Invitée à dire si elle répèterait aujourd’hui que cette réforme est « juste », elle n’a pas réutilisé ce mot. « Il faut de la justice dans la façon dont on répartit l’effort entre les Français », a-t-elle seulement indiqué.

Le gouvernement a été critiqué pour avoir dit au moment de la présentation de sa réforme le 10 janvier que celle-ci était « juste » et porteuse de « progrès social » alors qu’il subsistera des disparités de durées de cotisations. Ceux qui ont commencé à travailler tôt devront contribuer plus longtemps au système, et la situation de certaines femmes a aussi été soulignée.

L’exécutif a depuis recentré son message sur « l’effort » demandé aux Français et sur le caractère « indispensable » de la réforme pour « sauver » le système.

« Peu d’empathie »

« On vient de revivre la conférence de presse (de présentation du projet) : la retraite pour les nuls. Comme s’il n’y avait pas eu deux journées de mobilisation. On aurait aimé un peu d’empathie », a réagi le patron de la CFDT Laurent Berger, qui est opposé, comme l’ensemble des syndicats au report de l’âge de départ de 62 à 64 ans. Il a appelé à « amplifier le mouvement ».

Le président des Républicains Eric Ciotti, sur qui le gouvernement compte pour faire voter sa réforme, a trouvé la Première ministre « à la peine » et « peu convaincante dans ses explications », estimant qu’il n’y a « rien de nouveau sur la table ».

Les femmes pénalisées ?

Élisabeth Borne s’est dite cependant « ouverte » à des aménagements de certaines mesures d’accompagnement. Elle a ainsi fait savoir qu’elle était favorable à ce que le Parlement élargisse les possibilités de sanctions contre les entreprises sur la question cruciale de l’emploi des seniors. Elle a aussi promis un « débat » à l’Assemblée sur les carrières longues, sur lesquelles le chef de file des députés de droite, Olivier Marleix, reçu à Matignon mercredi, avait évoqué un terrain d’entente.

Sur les femmes, dont certaines sont pénalisées par la réforme, elle a admis que l’effort demandé concerne « des femmes comme des hommes » mais « pas celles qui ont commencé à travailler tôt, qui ont des métiers pénibles », ou « qui ont eu des carrières hachées ».

« Sans ambiguïté »

La cheffe du gouvernement espérait convaincre les Français mais aussi sa majorité, au sein de laquelle des élus ont émis des doutes. Elle a reçu à cet égard, juste avant son émission, le soutien d’Edouard Philippe, chef du parti allié Horizons, qui a annoncé sur BFMTV son soutien « sans ambiguïté » au projet.

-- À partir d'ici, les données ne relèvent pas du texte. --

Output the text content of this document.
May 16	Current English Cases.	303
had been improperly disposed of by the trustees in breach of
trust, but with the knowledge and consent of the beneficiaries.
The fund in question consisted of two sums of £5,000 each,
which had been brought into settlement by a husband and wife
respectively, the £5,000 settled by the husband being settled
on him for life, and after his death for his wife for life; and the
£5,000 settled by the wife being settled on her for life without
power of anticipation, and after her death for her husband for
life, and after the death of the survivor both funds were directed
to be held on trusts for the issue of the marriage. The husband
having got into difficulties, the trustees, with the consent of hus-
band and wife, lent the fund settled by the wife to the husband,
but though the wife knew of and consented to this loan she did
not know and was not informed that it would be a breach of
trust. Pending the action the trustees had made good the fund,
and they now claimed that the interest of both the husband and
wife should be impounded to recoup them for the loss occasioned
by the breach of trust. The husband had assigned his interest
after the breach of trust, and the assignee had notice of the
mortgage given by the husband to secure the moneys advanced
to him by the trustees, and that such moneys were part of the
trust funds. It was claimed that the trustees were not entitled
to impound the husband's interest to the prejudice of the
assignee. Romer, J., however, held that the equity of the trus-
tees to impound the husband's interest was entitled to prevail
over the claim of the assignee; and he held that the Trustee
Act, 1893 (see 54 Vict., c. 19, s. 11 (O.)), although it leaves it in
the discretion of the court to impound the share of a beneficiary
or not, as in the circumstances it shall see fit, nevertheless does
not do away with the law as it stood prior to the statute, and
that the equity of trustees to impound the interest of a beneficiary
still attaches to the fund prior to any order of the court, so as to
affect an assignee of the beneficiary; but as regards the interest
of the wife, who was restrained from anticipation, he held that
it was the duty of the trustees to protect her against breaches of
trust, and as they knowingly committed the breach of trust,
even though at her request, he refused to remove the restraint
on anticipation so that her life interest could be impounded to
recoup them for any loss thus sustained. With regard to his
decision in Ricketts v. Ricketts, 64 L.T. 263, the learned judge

Accusé de ne pas suffisamment soutenir l’exécutif, ce partisan d’un report de l’âge de départ jusqu’à 65, 66 voire 67 ans, voit son groupe semer la confusion, certains députés menaçant de voter contre ou s’abstenir.

La Première ministre a assuré qu’elle n’avait « pas de doute » sur le vote de la majorité en faveur de la réforme et assuré qu’elle n’envisageait pas de recourir au 49.3 qui permet l’adoption d’un texte sans vote sauf motion de censure. L’Assemblée nationale commence lundi l’examen du texte, sur lequel environ 20.000 amendements ont été déposés, plus de la moitié par La France insoumise (LFI).

Blocages dans le pays

En première ligne sur cette réforme, la cote de confiance d’Elisabeth Borne a atteint un plus bas depuis sa nomination à 23 % (-4 points), selon un sondage Elabe réalisé mardi et mercredi. Après une mobilisation record mardi, avec entre 1,2 et 2,7 millions de personnes dans la rue, qui sera suivie par deux nouvelles journées d’action la semaine prochaine, elle a redit qu’elle « mesurait ce que ça représentait » de travailler plus longtemps.

Mais dimanche, Elisabeth Borne avait déjà serré la vis en affirmant que le report à 64 ans, qui cristallise le mécontentement, n’était « plus négociable ».

Ce raidissement expose à d’éventuels blocages dans le pays, que 60 % (+3 points en une semaine) des Français « comprendraient », selon un sondage Elabe publié mercredi, tandis que 71 % restent opposés à la réforme.